A type of investment fund that is traded on a stock exchange. ETFs often track an index, a commodity or a basket of assets like an index fund.

F

FCA (Financial Conduct Authority)

The conduct regulator for financial services firms and financial markets in the UK.

Fiduciary

A person or organisation that acts on behalf of another person or persons, putting their clients’ interest ahead of their own, with a duty to preserve good faith and trust.

Fixed Interest

Investments such as bonds and gilts that pay a fixed level of income over a set period.

FSCS (Financial Services Compensation Scheme)

The UK’s statutory compensation fund of last resort for customers of authorised financial services firms.

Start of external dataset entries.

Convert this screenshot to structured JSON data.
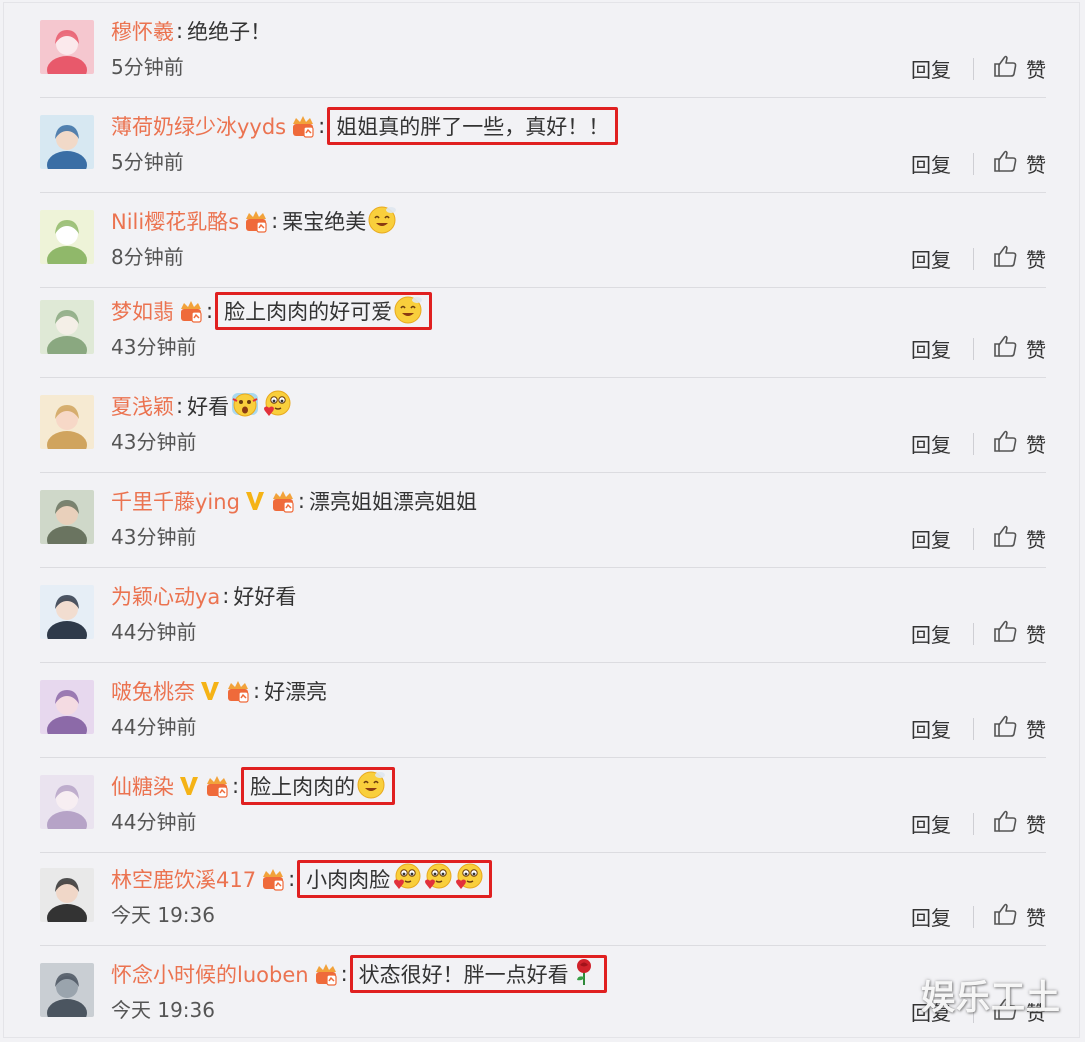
{
  "labels": {
    "reply": "回复",
    "like": "赞"
  },
  "colors": {
    "username": "#eb7350",
    "highlight_box": "#e02020",
    "background": "#f2f2f5"
  },
  "comments": [
    {
      "username": "穆怀羲",
      "badges": [],
      "text": "绝绝子！",
      "emojis": [],
      "time": "5分钟前",
      "boxed": false
    },
    {
      "username": "薄荷奶绿少冰yyds",
      "badges": [
        "fan-crown-icon"
      ],
      "text": "姐姐真的胖了一些，真好！！",
      "emojis": [],
      "time": "5分钟前",
      "boxed": true
    },
    {
      "username": "Nili樱花乳酪s",
      "badges": [
        "fan-crown-icon"
      ],
      "text": "栗宝绝美",
      "emojis": [
        "drool-emoji-icon"
      ],
      "time": "8分钟前",
      "boxed": false
    },
    {
      "username": "梦如翡",
      "badges": [
        "fan-crown-icon"
      ],
      "text": "脸上肉肉的好可爱",
      "emojis": [
        "drool-emoji-icon"
      ],
      "time": "43分钟前",
      "boxed": true
    },
    {
      "username": "夏浅颖",
      "badges": [],
      "text": "好看",
      "emojis": [
        "scream-emoji-icon",
        "love-emoji-icon"
      ],
      "time": "43分钟前",
      "boxed": false
    },
    {
      "username": "千里千藤ying",
      "badges": [
        "verified-v-icon",
        "fan-crown-icon"
      ],
      "text": "漂亮姐姐漂亮姐姐",
      "emojis": [],
      "time": "43分钟前",
      "boxed": false
    },
    {
      "username": "为颖心动ya",
      "badges": [],
      "text": "好好看",
      "emojis": [],
      "time": "44分钟前",
      "boxed": false
    },
    {
      "username": "啵兔桃奈",
      "badges": [
        "verified-v-icon",
        "fan-crown-icon"
      ],
      "text": "好漂亮",
      "emojis": [],
      "time": "44分钟前",
      "boxed": false
    },
    {
      "username": "仙糖染",
      "badges": [
        "verified-v-icon",
        "fan-crown-icon"
      ],
      "text": "脸上肉肉的",
      "emojis": [
        "drool-emoji-icon"
      ],
      "time": "44分钟前",
      "boxed": true
    },
    {
      "username": "林空鹿饮溪417",
      "badges": [
        "fan-crown-icon"
      ],
      "text": "小肉肉脸",
      "emojis": [
        "love-emoji-icon",
        "love-emoji-icon",
        "love-emoji-icon"
      ],
      "time": "今天 19:36",
      "boxed": true
    },
    {
      "username": "怀念小时候的luoben",
      "badges": [
        "fan-crown-icon"
      ],
      "text": "状态很好！胖一点好看",
      "emojis": [
        "rose-emoji-icon"
      ],
      "time": "今天 19:36",
      "boxed": true
    }
  ],
  "watermark": "娱乐工土"
}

It can pay compensation if a firm is unable, or likely to be unable, to pay claims against it.

G

Gilt

A bond issued by the UK government. They are generally considered low-risk investments.

Gross

The total amount of money earned before tax and other deductions are taken off.

H

HMRC (HM Revenue & Customs)

The UK’s tax, payments and customs authority.

I

IFA (Independent Financial Adviser)

A professional who offers unbiased advice on financial matters to their clients and recommends suitable financial products from the whole of the market.

IHT (Inheritance Tax)

A tax on the estate (the property, money and possessions) of someone who has died.

Inflation

The rate at which the general level of prices for goods and services is rising and, consequently, the purchasing power of currency is falling.

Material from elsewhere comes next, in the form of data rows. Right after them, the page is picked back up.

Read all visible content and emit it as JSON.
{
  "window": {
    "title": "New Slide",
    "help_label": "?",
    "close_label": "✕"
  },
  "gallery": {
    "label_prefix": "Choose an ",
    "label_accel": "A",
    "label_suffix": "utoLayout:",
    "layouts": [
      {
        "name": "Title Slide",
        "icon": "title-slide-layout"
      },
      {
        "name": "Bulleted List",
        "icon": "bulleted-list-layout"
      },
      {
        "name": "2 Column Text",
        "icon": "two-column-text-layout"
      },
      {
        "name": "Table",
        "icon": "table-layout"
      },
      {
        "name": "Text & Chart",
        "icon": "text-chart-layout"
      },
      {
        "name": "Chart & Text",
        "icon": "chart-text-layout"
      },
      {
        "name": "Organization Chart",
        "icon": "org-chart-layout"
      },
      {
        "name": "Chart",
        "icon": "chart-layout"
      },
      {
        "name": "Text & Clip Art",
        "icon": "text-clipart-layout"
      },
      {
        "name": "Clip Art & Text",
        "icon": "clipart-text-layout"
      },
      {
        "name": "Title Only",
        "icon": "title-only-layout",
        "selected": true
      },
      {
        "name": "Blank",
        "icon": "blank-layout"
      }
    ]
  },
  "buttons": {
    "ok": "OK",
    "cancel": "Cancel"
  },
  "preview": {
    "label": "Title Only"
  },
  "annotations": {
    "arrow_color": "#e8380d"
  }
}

ISA (Individual Savings Account)

A tax-efficient way to save or invest. You do not pay tax on interest, income or capital gains from cash or investments held within an ISA.

L

LTV (Loan to Value)

A ratio used by lenders to express the amount of a loan as a percentage of the value of the asset purchased. For example, a £180,000 mortgage on a £200,000 house is 90% LTV.

M

Market Volatility

The rate at which the price of an investment moves up and down. Higher volatility usually means higher risk.

O

OEIC (Open-Ended Investment Company)

A type of investment fund in the UK that is structured as a company. It issues shares and the price is directly linked to the value of the fund’s underlying assets.

P

Passive Management

An investment strategy that tracks a market-weighted index or portfolio rather than trying to beat the market.

Platform

An online service that allows you to buy, sell and hold your investments in one place.

Portfolio

A collection of financial investments like stocks, bonds, commodities, cash and cash equivalents.

R

Risk Profile

An evaluation of an individual’s willingness and ability to take risks. This helps determine the proper investment asset allocation for a portfolio.

S

SIPP (Self-Invested Personal Pension)

A type of UK government-approved personal pension scheme, which allows individuals to make their own investment decisions from the full range of investments approved by HMRC.

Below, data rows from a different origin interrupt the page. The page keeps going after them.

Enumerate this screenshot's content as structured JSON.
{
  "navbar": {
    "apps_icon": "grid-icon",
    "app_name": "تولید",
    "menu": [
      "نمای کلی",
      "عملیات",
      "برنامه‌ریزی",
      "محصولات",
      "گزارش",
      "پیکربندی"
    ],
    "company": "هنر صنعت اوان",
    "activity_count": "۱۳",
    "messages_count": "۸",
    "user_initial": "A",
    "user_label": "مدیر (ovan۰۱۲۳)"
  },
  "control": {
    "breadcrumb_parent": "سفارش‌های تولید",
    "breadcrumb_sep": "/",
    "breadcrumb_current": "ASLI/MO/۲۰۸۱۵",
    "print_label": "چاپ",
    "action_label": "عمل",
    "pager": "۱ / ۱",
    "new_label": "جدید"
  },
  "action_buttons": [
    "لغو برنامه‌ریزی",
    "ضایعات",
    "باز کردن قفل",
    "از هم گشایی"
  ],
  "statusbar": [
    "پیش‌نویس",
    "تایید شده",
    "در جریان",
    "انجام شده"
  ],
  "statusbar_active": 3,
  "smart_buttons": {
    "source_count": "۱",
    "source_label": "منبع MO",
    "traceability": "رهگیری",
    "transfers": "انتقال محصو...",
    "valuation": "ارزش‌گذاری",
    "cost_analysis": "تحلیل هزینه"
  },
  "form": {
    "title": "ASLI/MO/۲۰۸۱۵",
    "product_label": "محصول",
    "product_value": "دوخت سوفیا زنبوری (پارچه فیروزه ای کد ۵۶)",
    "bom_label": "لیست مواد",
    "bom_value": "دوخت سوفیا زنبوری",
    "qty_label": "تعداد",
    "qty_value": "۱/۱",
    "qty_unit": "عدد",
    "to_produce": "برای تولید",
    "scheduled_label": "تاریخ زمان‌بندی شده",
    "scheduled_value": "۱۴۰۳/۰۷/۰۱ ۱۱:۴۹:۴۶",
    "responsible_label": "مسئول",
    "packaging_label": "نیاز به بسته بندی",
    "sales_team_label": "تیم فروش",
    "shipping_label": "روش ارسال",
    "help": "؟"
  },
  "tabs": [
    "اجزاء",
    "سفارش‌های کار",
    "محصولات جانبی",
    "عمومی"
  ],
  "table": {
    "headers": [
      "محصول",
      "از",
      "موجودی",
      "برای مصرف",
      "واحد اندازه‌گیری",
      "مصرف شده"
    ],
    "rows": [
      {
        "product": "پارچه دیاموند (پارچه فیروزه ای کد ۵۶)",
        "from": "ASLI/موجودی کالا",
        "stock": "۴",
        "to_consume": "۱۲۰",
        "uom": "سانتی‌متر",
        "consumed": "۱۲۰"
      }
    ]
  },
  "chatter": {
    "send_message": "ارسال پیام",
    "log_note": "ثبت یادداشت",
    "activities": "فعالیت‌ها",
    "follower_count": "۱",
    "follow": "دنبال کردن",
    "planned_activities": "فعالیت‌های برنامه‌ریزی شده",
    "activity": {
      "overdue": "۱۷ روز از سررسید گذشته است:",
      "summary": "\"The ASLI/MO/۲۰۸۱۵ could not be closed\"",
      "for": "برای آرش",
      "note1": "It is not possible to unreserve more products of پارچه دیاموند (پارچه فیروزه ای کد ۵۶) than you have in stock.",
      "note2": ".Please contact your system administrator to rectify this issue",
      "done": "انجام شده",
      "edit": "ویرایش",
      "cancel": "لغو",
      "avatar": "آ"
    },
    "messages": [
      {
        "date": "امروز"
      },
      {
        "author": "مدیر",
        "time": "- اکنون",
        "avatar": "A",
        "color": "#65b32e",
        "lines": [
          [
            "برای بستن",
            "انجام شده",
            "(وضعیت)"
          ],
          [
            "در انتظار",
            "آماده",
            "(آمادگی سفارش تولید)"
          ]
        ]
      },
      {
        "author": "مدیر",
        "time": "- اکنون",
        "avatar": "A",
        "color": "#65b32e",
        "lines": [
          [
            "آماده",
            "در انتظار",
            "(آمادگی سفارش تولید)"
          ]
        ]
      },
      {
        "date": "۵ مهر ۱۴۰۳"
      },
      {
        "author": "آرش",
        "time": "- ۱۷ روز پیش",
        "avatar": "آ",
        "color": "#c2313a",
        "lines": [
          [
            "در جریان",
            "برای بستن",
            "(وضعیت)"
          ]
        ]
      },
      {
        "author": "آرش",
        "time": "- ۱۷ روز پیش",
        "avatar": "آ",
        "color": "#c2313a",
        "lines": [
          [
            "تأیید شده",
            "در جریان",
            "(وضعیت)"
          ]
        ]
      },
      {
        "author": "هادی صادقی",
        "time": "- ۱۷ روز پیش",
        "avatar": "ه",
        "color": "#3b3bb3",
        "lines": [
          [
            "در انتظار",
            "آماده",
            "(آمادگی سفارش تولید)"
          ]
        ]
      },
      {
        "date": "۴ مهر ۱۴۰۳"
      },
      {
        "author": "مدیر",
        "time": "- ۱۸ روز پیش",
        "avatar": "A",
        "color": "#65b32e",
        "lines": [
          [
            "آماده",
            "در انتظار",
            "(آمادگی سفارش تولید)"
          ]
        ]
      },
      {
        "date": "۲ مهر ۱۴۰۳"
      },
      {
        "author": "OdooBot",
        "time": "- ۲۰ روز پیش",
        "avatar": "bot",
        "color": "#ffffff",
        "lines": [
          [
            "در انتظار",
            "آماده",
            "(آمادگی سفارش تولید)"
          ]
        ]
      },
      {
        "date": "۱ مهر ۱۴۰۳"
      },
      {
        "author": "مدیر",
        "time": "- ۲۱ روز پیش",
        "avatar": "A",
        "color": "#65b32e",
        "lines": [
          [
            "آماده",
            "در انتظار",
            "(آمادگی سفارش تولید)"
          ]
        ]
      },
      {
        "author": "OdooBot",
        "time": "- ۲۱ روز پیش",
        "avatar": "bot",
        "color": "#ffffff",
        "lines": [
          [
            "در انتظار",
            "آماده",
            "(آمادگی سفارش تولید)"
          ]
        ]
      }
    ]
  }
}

Stamp Duty Land Tax (SDLT)

A tax paid if you buy a property or land over a certain price in England and Northern Ireland.

State Pension

A regular payment from the government that most people can claim when they reach State Pension age, provided they have paid enough National Insurance contributions.

T

Tax Relief

When the government gives you back the tax you have paid on money you put into a pension. It is a way of encouraging people to save for retirement.

Term Assurance

A life insurance policy that provides coverage for a defined period of time (the term). If the insured passes away during this term, the policy pays out.

Trust

A legal arrangement where you give cash, property or investments to someone else so they can look after them for the benefit of a third person.

U

Unit Trust

A type of collective investment scheme where money is pooled with other investors to buy a portfolio of assets.

V

Volatility

A statistical measure of the dispersion of returns for a given security or market index. In simpler terms, it refers to the amount of risk or uncertainty about the size of changes in a security’s value.

W

Wrap Platform

A type of investment platform that ‘wraps’ all your investments – such as ISAs, pensions and other funds – into a single manageable account.

Y

Yield

The income return on an investment, such as the interest or dividends received from it. It is usually expressed as an annual percentage based on the investment’s cost or its current market value.